The Atlanta Police Department and Georgia Tech announced Monday a unique corporate and community partnership resulting in the unveiling of a car that is conducting joint patrols of the campus, as well as surrounding neighborhoods and commercial districts.
The press conference at Tenth Street Underwood Memorial United Methodist Church in Home Park was even attended by Atlanta Mayor Kasim Reed, who along with APD Chief George Turner and Georgia Tech President G.P. "Bud" Peterson, stressed that despite the recent rash of armed robberies on and near the school’s campus, crime is down at Tech.
Still, the tone of most who spoke suggested that much needs to be done "to turn the tide of violence” as the mayor called it.
“Georgia Tech … really is an essential element to the City of Atlanta’s success,” Reed explained. “So to the extent that Georgia Tech has a problem, Atlanta has a problem. And I don’t want anyone to have a notion that we aren’t focused on dealing with this challenge as partners.”

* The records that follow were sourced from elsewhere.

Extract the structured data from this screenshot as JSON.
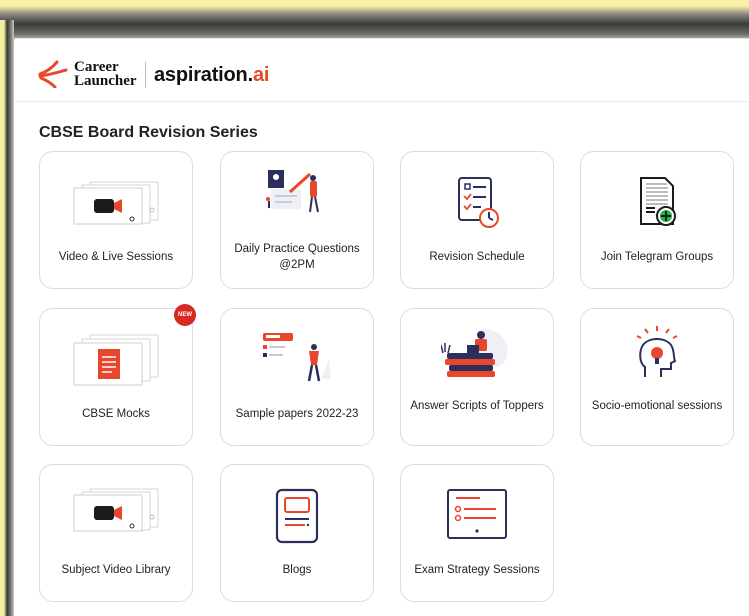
{
  "brand": {
    "career_launcher_line1": "Career",
    "career_launcher_line2": "Launcher",
    "aspiration_main": "aspiration.",
    "aspiration_suffix": "ai"
  },
  "section": {
    "title": "CBSE Board Revision Series"
  },
  "cards": [
    {
      "label": "Video & Live Sessions"
    },
    {
      "label": "Daily Practice Questions @2PM"
    },
    {
      "label": "Revision Schedule"
    },
    {
      "label": "Join Telegram Groups"
    },
    {
      "label": "CBSE Mocks",
      "badge": "NEW"
    },
    {
      "label": "Sample papers 2022-23"
    },
    {
      "label": "Answer Scripts of Toppers"
    },
    {
      "label": "Socio-emotional sessions"
    },
    {
      "label": "Subject Video Library"
    },
    {
      "label": "Blogs"
    },
    {
      "label": "Exam Strategy Sessions"
    }
  ],
  "colors": {
    "accent": "#e8472b",
    "navy": "#2b2f5c",
    "badge": "#d82a20"
  }
}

As the mayor spoke, behind him was displayed the 2011 Dodge Charger Enforcer II, the new, high-tech police cruiser that has been in use for about a month in nightly joint patrols of Home Park, Atlantic Station, Georgia Tech and Midtown with an Atlanta Police Department and Georgia Tech Police Department officer riding together.
The $37,000 cruiser was made possible by donations and a corporate-community partnership of the Midtown Alliance (and its Midtown Blue public safety program), North American Properties (managers of Atlantic Station) the Home Park Community Improvement Association, and the Atlanta Police Foundation.
The unveiling of the gunmetal gray car with distinctive lettering (red for Atlanta Police and gold for Georgia Tech) came just about a week after an undergraduate student was awakened in his on-campus dormitory room and robbed at gunpoint.
A week prior to that brought several off-campus armed robberies, including some in the Home Park area, as according to statistics provided by the APD, crime outside the university bubble has increased in the last three years. (see charts provided)
“The 2,000 officers that we are building towards in the City of Atlanta will be used to make sure that this college campus is among the safest large college campuses in the United States of America,’’ Reed said.
Peterson said the recent crimes were "troubling" and that school officials were "very concerned." He also indicated he remained against a GeorgiaCarry.org-backed movement that would allow students to carry concealed weapons on college campuses including Tech’s. "I've opposed the concealed carry on campus. I think it is a mistake and I don't think it is the right thing for our campus or any other," he said.
The Atlanta Police Foundation was instrumental in facilitating the donation for the car, which students have nicknamed the ‘Flying Saucer’ due to all its lights.
“This car’s distinctive look and high visibility will ensure that students, business owners and residents alike can rest assured that the Atlanta Police Department and Georgia Tech Police Department are true partners in preventing crime,” Turner said. “These kinds of partnerships are at the heart of the APD’s mission statement of partnering with our community to reduce crime and improve the quality of life.”
Col. Wayne Mock, public safety manager for Midtown Blue, explained that a new security camera was being installed Monday at the intersection of 10th and Hirsch streets that in essence “becomes an officer on a pole.” A second camera will soon be installed at the intersection of 10th and Hemphill Avenue.
“We appreciate the work of the Atlanta Police Department and the Georgia Tech Police Department in ensuring the safety of the Home Park community and surrounding areas,” Kathy Boehmer, public safety chair of the Home Park Civic Improvement Association, said in a statement. “We’re happy to support this effort, as we know the joint patrol car will add greatly to our sense of security.”